Schwab Pursues Advisors Who Jumped to Morgan Stanley
Charles Schwab & Co. asked a federal court on Friday to prevent two high-net-worth brokers who left the firm’s offices in Red Bank, New Jersey and Orlando, Florida, last week from contacting customers about joining them at Morgan Stanley.
Schwab sought a temporary restraining order and preliminary injunction against Christopher Armstrong and Randall Kiefner, pending the outcome of an expedited Finra arbitration hearing, according to the filing with the U.S. District Court for the district of New Jersey.
The litigation furthers a trend of discount brokers aggressively pursuing brokers who worked in units dedicated to wealthier investors from taking client-contact information with them to rival firms.
Lawsuits seeking judicial restraining orders against brokers contacting former clients had been a hallmark of full-service firms, but eased after large firms created the Protocol for Broker Recruiting more than a decade ago to lower legal costs in what they acknowledged was an expensive zero-sum game of raiding each other for big producers.
Morgan Stanley dropped out of the Protocol in late 2017, but after an early flurry of TRO requests has eased its litigious tact.
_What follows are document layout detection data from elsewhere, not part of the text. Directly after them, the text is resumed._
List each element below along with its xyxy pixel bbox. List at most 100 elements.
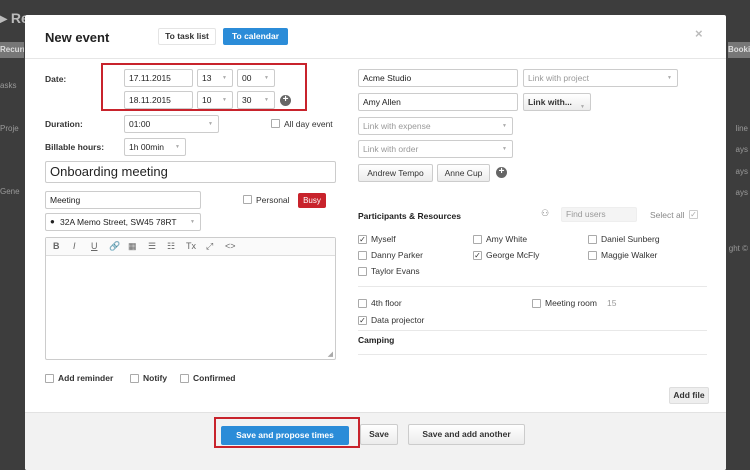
all-day-checkbox[interactable] bbox=[271, 119, 280, 128]
participant-checkbox-maggie-walker[interactable] bbox=[588, 251, 597, 260]
end-date-input[interactable]: 18.11.2015 bbox=[124, 91, 193, 109]
resource-checkbox-data-projector[interactable]: ✓ bbox=[358, 316, 367, 325]
divider bbox=[358, 286, 707, 287]
project-link-select[interactable]: Link with project bbox=[523, 69, 678, 87]
editor-toolbar: B I U 🔗 ▦ ☰ ☷ Tx ⤢ <> bbox=[46, 238, 335, 256]
resource-checkbox-meeting-room[interactable] bbox=[532, 299, 541, 308]
tag-anne-cup[interactable]: Anne Cup bbox=[437, 164, 490, 182]
personal-checkbox[interactable] bbox=[243, 195, 252, 204]
close-icon[interactable]: × bbox=[695, 26, 703, 41]
company-input[interactable]: Acme Studio bbox=[358, 69, 518, 87]
participant-name: Daniel Sunberg bbox=[601, 234, 660, 244]
new-event-dialog: New event To task list To calendar × Dat… bbox=[25, 15, 726, 470]
divider bbox=[358, 354, 707, 355]
background-tab-left: Recurring bbox=[0, 42, 24, 58]
bold-icon[interactable]: B bbox=[53, 241, 60, 251]
background-right-item: line bbox=[735, 124, 748, 133]
numbered-list-icon[interactable]: ☷ bbox=[167, 241, 175, 252]
background-right-item: ays bbox=[735, 145, 748, 154]
order-link-select[interactable]: Link with order bbox=[358, 140, 513, 158]
confirmed-label: Confirmed bbox=[193, 373, 236, 383]
tab-calendar[interactable]: To calendar bbox=[223, 28, 288, 45]
tab-task-list[interactable]: To task list bbox=[158, 28, 216, 45]
link-with-button[interactable]: Link with... bbox=[523, 93, 591, 115]
save-and-propose-button[interactable]: Save and propose times bbox=[221, 426, 349, 445]
busy-badge[interactable]: Busy bbox=[298, 193, 326, 208]
event-type-input[interactable]: Meeting bbox=[45, 191, 201, 209]
background-left-item: Proje bbox=[0, 124, 19, 133]
location-text: 32A Memo Street, SW45 78RT bbox=[60, 217, 177, 227]
participant-checkbox-george-mcfly[interactable]: ✓ bbox=[473, 251, 482, 260]
image-icon[interactable]: ▦ bbox=[128, 241, 137, 252]
notify-checkbox[interactable] bbox=[130, 374, 139, 383]
duration-label: Duration: bbox=[45, 119, 83, 129]
background-right-item: ght © bbox=[728, 244, 748, 253]
resource-checkbox-4th-floor[interactable] bbox=[358, 299, 367, 308]
start-minute-select[interactable]: 00 bbox=[237, 69, 275, 87]
save-add-another-button[interactable]: Save and add another bbox=[408, 424, 525, 445]
confirmed-checkbox[interactable] bbox=[180, 374, 189, 383]
billable-label: Billable hours: bbox=[45, 142, 105, 152]
description-editor[interactable]: B I U 🔗 ▦ ☰ ☷ Tx ⤢ <> ◢ bbox=[45, 237, 336, 360]
bullet-list-icon[interactable]: ☰ bbox=[148, 241, 156, 252]
expense-link-select[interactable]: Link with expense bbox=[358, 117, 513, 135]
background-right-item: ays bbox=[735, 167, 748, 176]
resource-name: Meeting room bbox=[545, 298, 597, 308]
all-day-label: All day event bbox=[284, 119, 333, 129]
participant-name: Taylor Evans bbox=[371, 266, 420, 276]
add-reminder-label: Add reminder bbox=[58, 373, 114, 383]
link-icon[interactable]: 🔗 bbox=[109, 241, 120, 252]
personal-label: Personal bbox=[256, 195, 290, 205]
resize-handle-icon[interactable]: ◢ bbox=[328, 350, 333, 358]
location-select[interactable]: ● 32A Memo Street, SW45 78RT bbox=[45, 213, 201, 231]
location-pin-icon: ● bbox=[50, 217, 55, 226]
add-date-icon[interactable]: + bbox=[280, 95, 291, 106]
resource-name: Data projector bbox=[371, 315, 425, 325]
participant-checkbox-daniel-sunberg[interactable] bbox=[588, 235, 597, 244]
find-users-input[interactable]: Find users bbox=[561, 207, 637, 222]
participant-name: Maggie Walker bbox=[601, 250, 658, 260]
background-tab-right: Bookings bbox=[728, 42, 750, 58]
date-label: Date: bbox=[45, 74, 67, 84]
dialog-title: New event bbox=[45, 30, 110, 45]
contact-input[interactable]: Amy Allen bbox=[358, 93, 518, 111]
source-code-icon[interactable]: <> bbox=[225, 241, 236, 251]
users-icon: ⚇ bbox=[541, 208, 550, 218]
italic-icon[interactable]: I bbox=[73, 241, 76, 251]
dialog-header: New event To task list To calendar × bbox=[25, 15, 726, 59]
notify-label: Notify bbox=[143, 373, 168, 383]
divider bbox=[358, 330, 707, 331]
participant-name: Danny Parker bbox=[371, 250, 423, 260]
background-left-item: Gene bbox=[0, 187, 20, 196]
start-date-input[interactable]: 17.11.2015 bbox=[124, 69, 193, 87]
participant-checkbox-myself[interactable]: ✓ bbox=[358, 235, 367, 244]
resource-name: 4th floor bbox=[371, 298, 402, 308]
participant-checkbox-taylor-evans[interactable] bbox=[358, 267, 367, 276]
background-left-item: asks bbox=[0, 81, 17, 90]
underline-icon[interactable]: U bbox=[91, 241, 98, 251]
end-minute-select[interactable]: 30 bbox=[237, 91, 275, 109]
clear-format-icon[interactable]: Tx bbox=[186, 241, 196, 251]
duration-select[interactable]: 01:00 bbox=[124, 115, 219, 133]
participant-name: Myself bbox=[371, 234, 396, 244]
start-hour-select[interactable]: 13 bbox=[197, 69, 233, 87]
save-button[interactable]: Save bbox=[360, 424, 398, 445]
add-reminder-checkbox[interactable] bbox=[45, 374, 54, 383]
add-contact-icon[interactable]: + bbox=[496, 167, 507, 178]
fullscreen-icon[interactable]: ⤢ bbox=[206, 241, 213, 252]
camping-title: Camping bbox=[358, 335, 395, 345]
participant-name: Amy White bbox=[486, 234, 528, 244]
participants-title: Participants & Resources bbox=[358, 211, 461, 221]
participant-name: George McFly bbox=[486, 250, 540, 260]
billable-select[interactable]: 1h 00min bbox=[124, 138, 186, 156]
participant-checkbox-danny-parker[interactable] bbox=[358, 251, 367, 260]
select-all-checkbox[interactable]: ✓ bbox=[689, 210, 698, 219]
event-title-input[interactable]: Onboarding meeting bbox=[45, 161, 336, 183]
tag-andrew-tempo[interactable]: Andrew Tempo bbox=[358, 164, 433, 182]
add-file-button[interactable]: Add file bbox=[669, 387, 709, 404]
select-all-label: Select all bbox=[650, 210, 685, 220]
background-right-item: ays bbox=[735, 188, 748, 197]
end-hour-select[interactable]: 10 bbox=[197, 91, 233, 109]
participant-checkbox-amy-white[interactable] bbox=[473, 235, 482, 244]
resource-count: 15 bbox=[607, 298, 617, 308]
The change reflects, in part, care that hiring firms have given departing brokers to ensure they meet the letter of their employment contracts.
Firms that traditionally service self-directed customers such as Schwab, Fidelity Investments and E*Trade, however, have in recent months stepped up lawsuits against brokers who leave units dedicated to servicing wealthier investors than their standard customers.
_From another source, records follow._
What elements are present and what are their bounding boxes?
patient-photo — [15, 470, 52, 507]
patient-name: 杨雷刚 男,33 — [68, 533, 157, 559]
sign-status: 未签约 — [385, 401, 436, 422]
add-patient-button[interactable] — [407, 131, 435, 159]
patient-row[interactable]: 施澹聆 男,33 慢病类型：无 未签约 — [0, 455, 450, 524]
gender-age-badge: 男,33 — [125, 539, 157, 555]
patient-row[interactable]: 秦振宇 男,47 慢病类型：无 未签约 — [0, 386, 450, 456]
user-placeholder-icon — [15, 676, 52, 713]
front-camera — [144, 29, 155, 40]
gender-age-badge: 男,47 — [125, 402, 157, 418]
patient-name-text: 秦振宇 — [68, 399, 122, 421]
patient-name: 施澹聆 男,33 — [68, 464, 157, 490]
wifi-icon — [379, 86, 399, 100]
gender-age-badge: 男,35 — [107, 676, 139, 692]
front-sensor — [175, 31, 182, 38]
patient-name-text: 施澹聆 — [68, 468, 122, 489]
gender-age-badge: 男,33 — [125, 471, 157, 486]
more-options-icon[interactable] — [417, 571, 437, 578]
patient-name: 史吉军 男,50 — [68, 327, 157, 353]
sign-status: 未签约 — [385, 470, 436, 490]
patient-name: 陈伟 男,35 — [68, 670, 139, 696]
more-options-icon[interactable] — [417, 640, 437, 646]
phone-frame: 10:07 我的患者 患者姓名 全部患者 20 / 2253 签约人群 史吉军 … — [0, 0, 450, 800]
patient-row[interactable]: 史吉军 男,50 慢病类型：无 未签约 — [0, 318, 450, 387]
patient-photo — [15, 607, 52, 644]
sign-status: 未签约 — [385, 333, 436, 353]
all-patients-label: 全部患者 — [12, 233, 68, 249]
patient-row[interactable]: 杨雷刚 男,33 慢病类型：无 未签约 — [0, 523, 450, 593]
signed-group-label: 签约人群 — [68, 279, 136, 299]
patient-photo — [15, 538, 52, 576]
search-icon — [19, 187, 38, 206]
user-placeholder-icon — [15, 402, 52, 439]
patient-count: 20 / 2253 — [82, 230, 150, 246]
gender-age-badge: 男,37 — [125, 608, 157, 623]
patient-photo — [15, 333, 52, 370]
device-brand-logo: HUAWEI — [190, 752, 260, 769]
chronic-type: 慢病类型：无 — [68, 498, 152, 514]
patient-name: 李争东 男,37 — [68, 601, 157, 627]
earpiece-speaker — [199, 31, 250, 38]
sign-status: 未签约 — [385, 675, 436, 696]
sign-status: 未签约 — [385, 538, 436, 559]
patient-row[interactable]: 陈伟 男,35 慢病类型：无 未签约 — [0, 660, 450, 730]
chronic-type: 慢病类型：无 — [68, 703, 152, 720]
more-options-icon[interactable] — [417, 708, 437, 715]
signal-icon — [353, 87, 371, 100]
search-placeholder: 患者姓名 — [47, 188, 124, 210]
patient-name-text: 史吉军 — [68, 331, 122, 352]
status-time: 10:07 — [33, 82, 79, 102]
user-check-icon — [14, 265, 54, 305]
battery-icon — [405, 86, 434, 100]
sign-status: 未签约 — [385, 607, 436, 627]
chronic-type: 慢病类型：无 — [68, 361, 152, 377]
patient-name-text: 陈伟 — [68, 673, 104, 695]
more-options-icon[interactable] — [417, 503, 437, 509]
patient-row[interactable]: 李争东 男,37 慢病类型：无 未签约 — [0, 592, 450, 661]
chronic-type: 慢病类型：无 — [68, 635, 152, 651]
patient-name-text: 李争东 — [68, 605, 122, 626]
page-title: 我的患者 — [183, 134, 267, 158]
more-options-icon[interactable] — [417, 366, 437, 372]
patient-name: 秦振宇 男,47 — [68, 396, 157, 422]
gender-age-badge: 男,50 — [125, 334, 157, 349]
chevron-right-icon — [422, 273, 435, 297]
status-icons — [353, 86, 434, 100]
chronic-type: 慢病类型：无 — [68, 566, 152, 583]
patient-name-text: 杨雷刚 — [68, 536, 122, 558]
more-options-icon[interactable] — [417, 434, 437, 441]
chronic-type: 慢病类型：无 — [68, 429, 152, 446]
A Morgan Stanley spokeswoman declined to comment on the Schwab lawsuit.
Armstrong and Kiefner have been registered representations for 26 and 25 years respectively, including more than ten years with Schwab, according to their BrokerCheck histories. The lawsuit says they violated their employment contracts by removing confidential information about clients who held over “three quarters of a billion dollars in assets” in Schwab accounts, and by failing to give four weeks’ notice in advance of their resignations.
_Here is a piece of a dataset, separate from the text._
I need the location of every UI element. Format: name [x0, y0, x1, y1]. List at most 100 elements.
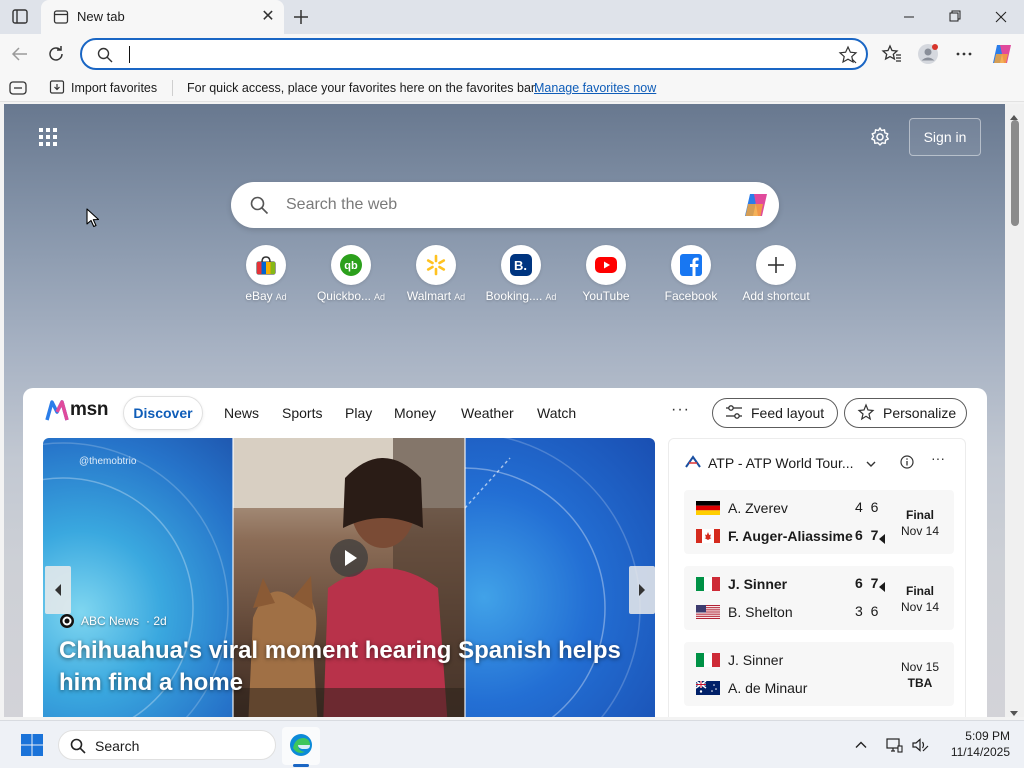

“At the very same time they were supposed to be working to assist Schwab in transitioning clients to other Schwab advisors, Armstrong and Kiefner were working to transition clients away from Schwab to MSSB,” the lawsuit says, using the initials for Morgan Stanley Smith Barney.
The lawsuit also says that Orlando-based Kiefner and Red Bank-based Armstrong, who jointly serviced primarily New Jersey high-net worth clients, contacted at least 15 clients within two days of their “surprise resignations” on March 29, allegedly using confidential information they took with them. Schwab services more sophisticated clients through three-person teams consisting of a financial consultant (Armstrong), a private client advisor (Kiefner) and an administrative assistant, the lawsuit says. Armstrong also serviced some clients outside the private client program, it says.
“Kiefner printed out some or all of his entire practice list three times shortly before he resigned, and Armstrong, without any apparent legitimate business reason, reviewed in rapid succession 148 client-overview screens in a proprietary database about a week before he resigned,” the lawsuit says.